Once we leave behind the monochrome Judaism of our OT and begin to enter the far richer and more complex world that was first-century c.e. Judaism then Paul’s letters begin to need less creative imagination from Borg and Crossan to explain. Lydia was a capable and articulate woman who may well have been engaged by a theological-cum-philosophical discussion about powers and beings of heaven and what they offered anew for people like her on earth. Or maybe there was much allegorizing, as we find in the first gospel of Mark.
The Gospel of Mark, seen by many as reflecting the theology of Paul, allegorizes the crucifixion to indicate the overthrow of the demonic powers of this earth and the opening of the gateway (cross/ecliptic . . .) between heaven and earth, an event privatized for Jesus at his baptism, but made available to believers with the tearing of the veil (representing heaven with its pattern of stars) that had hitherto separated the place of God from the place of humankind. Paul’s cross fits in well with theologies of the overthrow of demonic or “lesser god” powers, and declaring just and saved all who believe in their “oneness with God” through the cross, symbol of giving up all their earthly desires, and symbol of the gateway between heaven and earth.

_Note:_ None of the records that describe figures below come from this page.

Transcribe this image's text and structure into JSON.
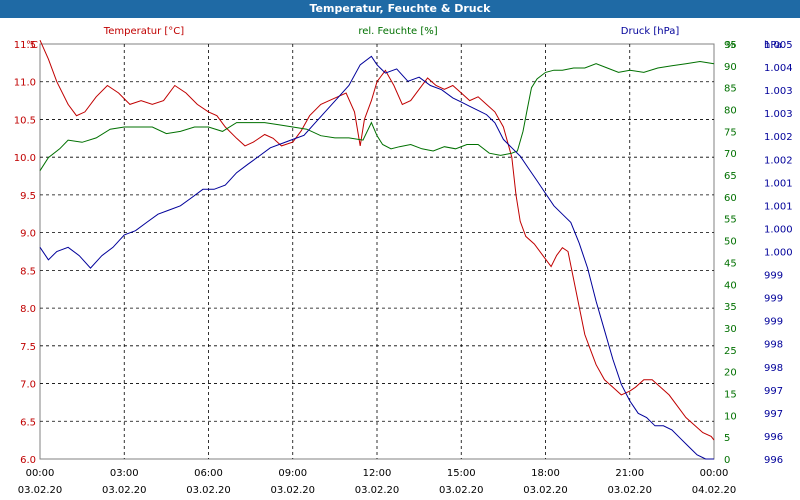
{
  "window": {
    "title": "Temperatur, Feuchte & Druck"
  },
  "colors": {
    "temperature": "#c00000",
    "humidity": "#007000",
    "pressure": "#00009a",
    "title_bar": "#1f6aa5"
  },
  "chart_data": {
    "type": "line",
    "grid": "dashed",
    "legend": "top",
    "x_ticks": [
      {
        "time": "00:00",
        "date": "03.02.20"
      },
      {
        "time": "03:00",
        "date": "03.02.20"
      },
      {
        "time": "06:00",
        "date": "03.02.20"
      },
      {
        "time": "09:00",
        "date": "03.02.20"
      },
      {
        "time": "12:00",
        "date": "03.02.20"
      },
      {
        "time": "15:00",
        "date": "03.02.20"
      },
      {
        "time": "18:00",
        "date": "03.02.20"
      },
      {
        "time": "21:00",
        "date": "03.02.20"
      },
      {
        "time": "00:00",
        "date": "04.02.20"
      }
    ],
    "x_range_hours": [
      0,
      24
    ],
    "axes": {
      "temperature": {
        "unit": "°C",
        "min": 6.0,
        "max": 11.5,
        "ticks": [
          "6.0",
          "6.5",
          "7.0",
          "7.5",
          "8.0",
          "8.5",
          "9.0",
          "9.5",
          "10.0",
          "10.5",
          "11.0",
          "11.5"
        ]
      },
      "humidity": {
        "unit": "%",
        "min": 0,
        "max": 95,
        "ticks": [
          "0",
          "5",
          "10",
          "15",
          "20",
          "25",
          "30",
          "35",
          "40",
          "45",
          "50",
          "55",
          "60",
          "65",
          "70",
          "75",
          "80",
          "85",
          "90",
          "95"
        ]
      },
      "pressure": {
        "unit": "hPa",
        "min": 995.5,
        "max": 1005.5,
        "ticks": [
          "996",
          "996",
          "997",
          "997",
          "998",
          "998",
          "999",
          "999",
          "999",
          "1.000",
          "1.000",
          "1.001",
          "1.001",
          "1.002",
          "1.002",
          "1.003",
          "1.003",
          "1.004",
          "1.005"
        ]
      }
    },
    "series": [
      {
        "key": "temperature",
        "name": "Temperatur [°C]",
        "axis": "temperature",
        "x": [
          0,
          0.3,
          0.6,
          1,
          1.3,
          1.6,
          2,
          2.4,
          2.8,
          3.2,
          3.6,
          4,
          4.4,
          4.8,
          5.2,
          5.6,
          6,
          6.3,
          6.6,
          7,
          7.3,
          7.6,
          8,
          8.3,
          8.6,
          9,
          9.3,
          9.6,
          10,
          10.3,
          10.6,
          10.9,
          11.2,
          11.4,
          11.55,
          11.8,
          12,
          12.3,
          12.6,
          12.9,
          13.2,
          13.5,
          13.8,
          14.1,
          14.4,
          14.7,
          15,
          15.3,
          15.6,
          15.9,
          16.2,
          16.5,
          16.8,
          16.95,
          17.1,
          17.3,
          17.6,
          17.9,
          18.2,
          18.4,
          18.6,
          18.8,
          19.1,
          19.4,
          19.6,
          19.8,
          20.1,
          20.4,
          20.7,
          21,
          21.2,
          21.5,
          21.8,
          22.1,
          22.4,
          22.7,
          23,
          23.3,
          23.6,
          23.9,
          24
        ],
        "y": [
          11.55,
          11.3,
          11.0,
          10.7,
          10.55,
          10.6,
          10.8,
          10.95,
          10.85,
          10.7,
          10.75,
          10.7,
          10.75,
          10.95,
          10.85,
          10.7,
          10.6,
          10.55,
          10.4,
          10.25,
          10.15,
          10.2,
          10.3,
          10.25,
          10.15,
          10.2,
          10.35,
          10.55,
          10.7,
          10.75,
          10.8,
          10.85,
          10.6,
          10.15,
          10.5,
          10.75,
          11.0,
          11.15,
          10.95,
          10.7,
          10.75,
          10.9,
          11.05,
          10.95,
          10.9,
          10.95,
          10.85,
          10.75,
          10.8,
          10.7,
          10.6,
          10.4,
          10.0,
          9.5,
          9.15,
          8.95,
          8.85,
          8.7,
          8.55,
          8.7,
          8.8,
          8.75,
          8.2,
          7.65,
          7.45,
          7.25,
          7.05,
          6.95,
          6.85,
          6.9,
          6.95,
          7.05,
          7.05,
          6.95,
          6.85,
          6.7,
          6.55,
          6.45,
          6.35,
          6.3,
          6.25
        ]
      },
      {
        "key": "humidity",
        "name": "rel. Feuchte [%]",
        "axis": "humidity",
        "x": [
          0,
          0.3,
          0.7,
          1,
          1.5,
          2,
          2.5,
          3,
          3.5,
          4,
          4.5,
          5,
          5.5,
          6,
          6.5,
          7,
          7.5,
          8,
          8.5,
          9,
          9.5,
          10,
          10.5,
          11,
          11.5,
          11.8,
          12,
          12.2,
          12.5,
          12.8,
          13.2,
          13.6,
          14,
          14.4,
          14.8,
          15.2,
          15.6,
          16,
          16.4,
          16.8,
          17,
          17.2,
          17.35,
          17.5,
          17.7,
          18,
          18.3,
          18.6,
          19,
          19.4,
          19.8,
          20.2,
          20.6,
          21,
          21.5,
          22,
          22.5,
          23,
          23.5,
          24
        ],
        "y": [
          66,
          69,
          71,
          73,
          72.5,
          73.5,
          75.5,
          76,
          76,
          76,
          74.5,
          75,
          76,
          76,
          75,
          77,
          77,
          77,
          76.5,
          76,
          75.5,
          74,
          73.5,
          73.5,
          73,
          77,
          74,
          72,
          71,
          71.5,
          72,
          71,
          70.5,
          71.5,
          71,
          72,
          72,
          70,
          69.5,
          70,
          70.5,
          75,
          80,
          85,
          87,
          88.5,
          89,
          89,
          89.5,
          89.5,
          90.5,
          89.5,
          88.5,
          89,
          88.5,
          89.5,
          90,
          90.5,
          91,
          90.5
        ]
      },
      {
        "key": "pressure",
        "name": "Druck [hPa]",
        "axis": "pressure",
        "x": [
          0,
          0.3,
          0.6,
          1,
          1.4,
          1.8,
          2.2,
          2.6,
          3,
          3.4,
          3.8,
          4.2,
          4.6,
          5,
          5.4,
          5.8,
          6.2,
          6.6,
          7,
          7.4,
          7.8,
          8.2,
          8.6,
          9,
          9.4,
          9.8,
          10.2,
          10.6,
          11,
          11.4,
          11.8,
          12,
          12.3,
          12.7,
          13.1,
          13.5,
          13.9,
          14.3,
          14.7,
          15,
          15.3,
          15.6,
          15.9,
          16.2,
          16.5,
          16.8,
          17.1,
          17.4,
          17.7,
          18,
          18.3,
          18.6,
          18.9,
          19.2,
          19.5,
          19.8,
          20.1,
          20.4,
          20.7,
          21,
          21.3,
          21.6,
          21.9,
          22.2,
          22.5,
          22.8,
          23.1,
          23.4,
          23.7,
          24
        ],
        "y": [
          1000.6,
          1000.3,
          1000.5,
          1000.6,
          1000.4,
          1000.1,
          1000.4,
          1000.6,
          1000.9,
          1001.0,
          1001.2,
          1001.4,
          1001.5,
          1001.6,
          1001.8,
          1002.0,
          1002.0,
          1002.1,
          1002.4,
          1002.6,
          1002.8,
          1003.0,
          1003.1,
          1003.2,
          1003.3,
          1003.6,
          1003.9,
          1004.2,
          1004.5,
          1005.0,
          1005.2,
          1005.0,
          1004.8,
          1004.9,
          1004.6,
          1004.7,
          1004.5,
          1004.4,
          1004.2,
          1004.1,
          1004.0,
          1003.9,
          1003.8,
          1003.6,
          1003.2,
          1003.0,
          1002.8,
          1002.5,
          1002.2,
          1001.9,
          1001.6,
          1001.4,
          1001.2,
          1000.7,
          1000.1,
          999.3,
          998.6,
          997.9,
          997.3,
          996.9,
          996.6,
          996.5,
          996.3,
          996.3,
          996.2,
          996.0,
          995.8,
          995.6,
          995.5,
          995.5
        ]
      }
    ]
  }
}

I suspect Paul taught the sorts of things he wrote about. He discussed why and how circumcision was no longer valid because of the complex meaning — hitherto a mystery, as he says — of the crucifixion of Jesus. He taught about how a new way of relating to God could be based on faith in a crucified Messiah, much as Stoics could teach of a new way of living and relating to the cosmos through the denial of the flesh (see Engberg-Pedersen — will do some posts on his work sometime). In both, new communities arose out of such teachings. All of this is lost to modern readers who are fixated on an historical interpretation of a narrative that in its original form was clearly allegorical — see my notes on Gospel of Mark on my vridar.info site.
By no means am I claiming that the above points as presented like this are proof or even linking evidence that Paul did teach something more esoteric than a biographical narrative. I can do no more in this post than point out the religious environment and suggest alternatives. There is certainly no evidence for B’s and C’s imaginative scenario — quite the contrary.
A capable, intelligent, “God-seeker” like Lydia was also immersed in this world of theological diversity, and no doubt would have been wrapped in any such discussion. The original narrator of the tale, the author of Acts and Luke, however, was a proto-orthodox Christian opposed to such speculations. For him, the literal interpretation of the narrative of Jesus was destined to replace the heretical speculations the original devotees of Paul clung to.
This is certainly true according to B and C. But if that was really true for Paul then one must remain at least somewhat perplexed by his frequent separate treatment of them – even sometimes discussing the meaning of the crucifixion without any reference to resurrection at all. When Paul does discuss resurrection, it is to affirm life after death and the ongoing Lordship of Jesus. These are not, contra B and C, presented as “answers” to the crucifixion. The death of Jesus has its own salvific value for Paul quite apart from any discussion of a resurrection. But this is another topic if I need to pull out the citations etc to make the point. Later. Enough blogging for one weekend.